Все эти диалоги довольно статичны. Как правило, один человек сообщает нечто другому, а тот лишь задает вопросы, поддакивает или выражает свои чувства по поводу полученных сведений.

Вот, например, разговор Ифигении и Фоанта (строки 1203 – 1211) ИФИГЕНИЯ: Знаешь, что теперь ты сделай?

ФОАНТ: Объясни, так буду знать.

ИФИГЕНИЯ: Прикажи вязать ахейцев.

ФОАНТ: Да куда же им бежать?

ИФИГЕНИЯ: Разве можно верить грекам?

ФОАНТ (СВИТЕ): Эй вы, вервия сюда!

ИФИГЕНИЯ: Пусть теперь рабы из храма пленных выведут нам.

ФОАНТ: Да.

ИФИГЕНИЯ: Пусть им головы закроют.

ФОАНТ: Чтоб лучей не осквернить?

ИФИГЕНИЯ: Да пошли со мню свиту.

ФОАНТ: Можешь этих уводить.

ИФИГЕНИЯ: А гонца пошлешь ты в город… ФОАНТ: Вести важные нашлись?

ИФИГЕНИЯ: Чтоб домов не покидали… ФОАНТ: И от скверны береглись?

ИФИГЕНИЯ: Разве долго заразиться?

ФОАНТ (РАБУ): Так ты им и передашь.

Ифигения использует Фоанта, как неодушевленный предмет. В этом диалоге, как и во многих других, слова произносят двое, но говорит только один;

второй актер мало чем отличается от хора, создающего фон для действия главной героини. Полноценный диалог, где происходит взаимодействие или противодействие двух сценариев, двух точек зрения, двух позиций, в котором каждая сторона претерпевает какие-то изменения, встречается в греческой трагедии куда реже, чем можно было бы ожидать. Конечно, было бы несправедливо утверждать, что в трагедиях полноценных диалогов вовсе нет – например, в “Антигоне” Софокла Креонт и Антигона спорят по-настоящему: он доказывает, что их брат Полиник, пошедший войной против родного города, должен быть оставлен без погребения, а она настаивает, что брата все же нужно похоронить.

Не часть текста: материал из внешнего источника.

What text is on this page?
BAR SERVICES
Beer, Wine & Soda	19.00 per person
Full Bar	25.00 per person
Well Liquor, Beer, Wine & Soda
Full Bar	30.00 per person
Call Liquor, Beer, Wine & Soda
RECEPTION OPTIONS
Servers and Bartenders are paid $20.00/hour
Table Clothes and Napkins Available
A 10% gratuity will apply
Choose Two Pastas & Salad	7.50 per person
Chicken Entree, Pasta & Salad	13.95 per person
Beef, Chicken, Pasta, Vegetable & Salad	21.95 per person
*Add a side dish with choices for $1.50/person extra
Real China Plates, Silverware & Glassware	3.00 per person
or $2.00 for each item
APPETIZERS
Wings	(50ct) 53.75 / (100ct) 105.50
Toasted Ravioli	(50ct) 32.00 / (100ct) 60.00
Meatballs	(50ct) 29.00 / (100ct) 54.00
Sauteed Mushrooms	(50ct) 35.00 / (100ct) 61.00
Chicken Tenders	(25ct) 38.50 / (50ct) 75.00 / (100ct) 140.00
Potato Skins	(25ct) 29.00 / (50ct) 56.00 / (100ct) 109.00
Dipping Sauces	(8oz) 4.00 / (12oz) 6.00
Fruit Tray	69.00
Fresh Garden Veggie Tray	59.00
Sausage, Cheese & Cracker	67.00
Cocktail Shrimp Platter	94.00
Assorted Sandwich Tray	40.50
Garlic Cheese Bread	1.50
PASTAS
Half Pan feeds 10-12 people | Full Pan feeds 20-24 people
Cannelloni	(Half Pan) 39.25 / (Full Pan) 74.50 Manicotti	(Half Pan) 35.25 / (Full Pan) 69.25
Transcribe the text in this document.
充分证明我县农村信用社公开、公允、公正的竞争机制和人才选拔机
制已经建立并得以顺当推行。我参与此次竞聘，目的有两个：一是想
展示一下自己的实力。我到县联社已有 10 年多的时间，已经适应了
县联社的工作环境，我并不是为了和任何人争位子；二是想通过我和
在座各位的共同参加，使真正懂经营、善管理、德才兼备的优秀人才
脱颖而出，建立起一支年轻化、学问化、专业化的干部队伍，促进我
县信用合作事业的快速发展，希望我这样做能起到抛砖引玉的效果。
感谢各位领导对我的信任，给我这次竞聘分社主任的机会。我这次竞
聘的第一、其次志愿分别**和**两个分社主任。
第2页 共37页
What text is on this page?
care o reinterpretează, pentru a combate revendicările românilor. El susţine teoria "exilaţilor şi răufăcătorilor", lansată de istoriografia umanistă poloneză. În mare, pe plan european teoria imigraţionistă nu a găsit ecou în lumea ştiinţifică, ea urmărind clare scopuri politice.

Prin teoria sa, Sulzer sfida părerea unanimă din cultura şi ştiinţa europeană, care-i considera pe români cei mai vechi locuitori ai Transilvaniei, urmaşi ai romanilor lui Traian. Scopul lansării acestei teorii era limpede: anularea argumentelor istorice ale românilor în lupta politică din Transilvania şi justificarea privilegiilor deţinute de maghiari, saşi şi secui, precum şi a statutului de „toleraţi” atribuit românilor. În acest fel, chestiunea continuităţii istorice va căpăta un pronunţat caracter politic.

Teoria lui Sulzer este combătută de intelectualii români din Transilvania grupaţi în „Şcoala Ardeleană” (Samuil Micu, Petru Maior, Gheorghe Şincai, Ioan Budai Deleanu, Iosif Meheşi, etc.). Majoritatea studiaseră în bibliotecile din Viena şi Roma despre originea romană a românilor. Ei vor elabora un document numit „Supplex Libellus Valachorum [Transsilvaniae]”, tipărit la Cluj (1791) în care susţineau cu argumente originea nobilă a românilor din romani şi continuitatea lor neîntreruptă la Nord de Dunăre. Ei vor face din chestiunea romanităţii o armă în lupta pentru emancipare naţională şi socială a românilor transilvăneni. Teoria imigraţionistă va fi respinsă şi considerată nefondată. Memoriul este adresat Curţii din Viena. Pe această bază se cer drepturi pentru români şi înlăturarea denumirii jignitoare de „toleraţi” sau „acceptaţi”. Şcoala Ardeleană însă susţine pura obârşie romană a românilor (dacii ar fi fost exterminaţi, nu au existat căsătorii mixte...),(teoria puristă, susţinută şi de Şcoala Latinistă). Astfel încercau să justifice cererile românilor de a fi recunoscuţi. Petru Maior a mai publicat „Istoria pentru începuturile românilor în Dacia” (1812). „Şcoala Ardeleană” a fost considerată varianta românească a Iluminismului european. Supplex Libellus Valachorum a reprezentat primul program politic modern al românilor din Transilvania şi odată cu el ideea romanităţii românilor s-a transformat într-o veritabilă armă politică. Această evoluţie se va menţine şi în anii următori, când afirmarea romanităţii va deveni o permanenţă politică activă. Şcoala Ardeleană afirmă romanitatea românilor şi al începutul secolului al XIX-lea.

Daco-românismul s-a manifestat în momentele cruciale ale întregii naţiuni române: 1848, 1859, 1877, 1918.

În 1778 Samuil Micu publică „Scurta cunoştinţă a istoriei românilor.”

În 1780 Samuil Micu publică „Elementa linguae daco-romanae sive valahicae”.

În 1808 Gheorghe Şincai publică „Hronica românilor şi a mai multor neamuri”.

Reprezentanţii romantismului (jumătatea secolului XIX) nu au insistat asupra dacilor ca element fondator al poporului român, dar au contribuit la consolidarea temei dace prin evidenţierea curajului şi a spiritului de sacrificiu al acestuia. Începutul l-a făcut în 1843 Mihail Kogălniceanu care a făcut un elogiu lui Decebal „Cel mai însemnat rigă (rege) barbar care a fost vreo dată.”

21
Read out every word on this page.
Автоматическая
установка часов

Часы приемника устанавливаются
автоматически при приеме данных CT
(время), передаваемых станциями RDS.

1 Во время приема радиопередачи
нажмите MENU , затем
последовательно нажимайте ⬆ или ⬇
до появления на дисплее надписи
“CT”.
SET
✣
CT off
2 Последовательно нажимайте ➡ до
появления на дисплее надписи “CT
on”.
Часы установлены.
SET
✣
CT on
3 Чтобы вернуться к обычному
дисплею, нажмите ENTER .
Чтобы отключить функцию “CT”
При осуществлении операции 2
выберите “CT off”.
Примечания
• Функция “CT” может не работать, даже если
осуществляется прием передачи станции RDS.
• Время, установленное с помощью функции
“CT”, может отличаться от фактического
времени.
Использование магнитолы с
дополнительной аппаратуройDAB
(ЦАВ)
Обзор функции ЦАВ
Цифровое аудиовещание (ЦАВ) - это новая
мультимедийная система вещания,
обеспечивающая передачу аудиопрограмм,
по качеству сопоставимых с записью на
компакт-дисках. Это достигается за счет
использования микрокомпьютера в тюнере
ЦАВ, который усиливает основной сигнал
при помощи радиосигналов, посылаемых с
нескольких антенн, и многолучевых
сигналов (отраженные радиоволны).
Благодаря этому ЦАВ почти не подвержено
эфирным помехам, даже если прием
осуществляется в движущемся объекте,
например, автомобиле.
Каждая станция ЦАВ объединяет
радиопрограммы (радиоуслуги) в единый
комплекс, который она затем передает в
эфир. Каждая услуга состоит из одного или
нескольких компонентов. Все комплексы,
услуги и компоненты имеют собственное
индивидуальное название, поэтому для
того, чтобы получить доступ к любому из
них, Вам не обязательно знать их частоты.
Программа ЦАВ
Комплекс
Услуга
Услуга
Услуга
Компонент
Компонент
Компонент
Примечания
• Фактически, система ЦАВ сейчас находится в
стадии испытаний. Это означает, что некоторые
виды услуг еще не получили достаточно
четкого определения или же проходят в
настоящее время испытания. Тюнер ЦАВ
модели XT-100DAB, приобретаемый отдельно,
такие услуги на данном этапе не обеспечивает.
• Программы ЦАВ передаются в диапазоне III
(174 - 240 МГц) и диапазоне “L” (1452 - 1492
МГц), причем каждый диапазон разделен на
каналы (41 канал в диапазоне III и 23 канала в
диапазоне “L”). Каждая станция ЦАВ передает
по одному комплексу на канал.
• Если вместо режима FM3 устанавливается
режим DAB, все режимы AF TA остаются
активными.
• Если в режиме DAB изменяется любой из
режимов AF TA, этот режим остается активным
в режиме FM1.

Но, пожалуй, самые динамичные диалоги мы находим в “Разговорах в царстве мертвых” эллинистического сатирика Лукиана. Вот Филипп Македонский критически оценивает поступки своего сына Александра, в первую очередь то, что он провозгласил себя сыном бога (14-й диалог), а вот философ-киник Менипп отказывается следовать общим правилам и платить Харону обол за Перевод И.Ф. Анненского.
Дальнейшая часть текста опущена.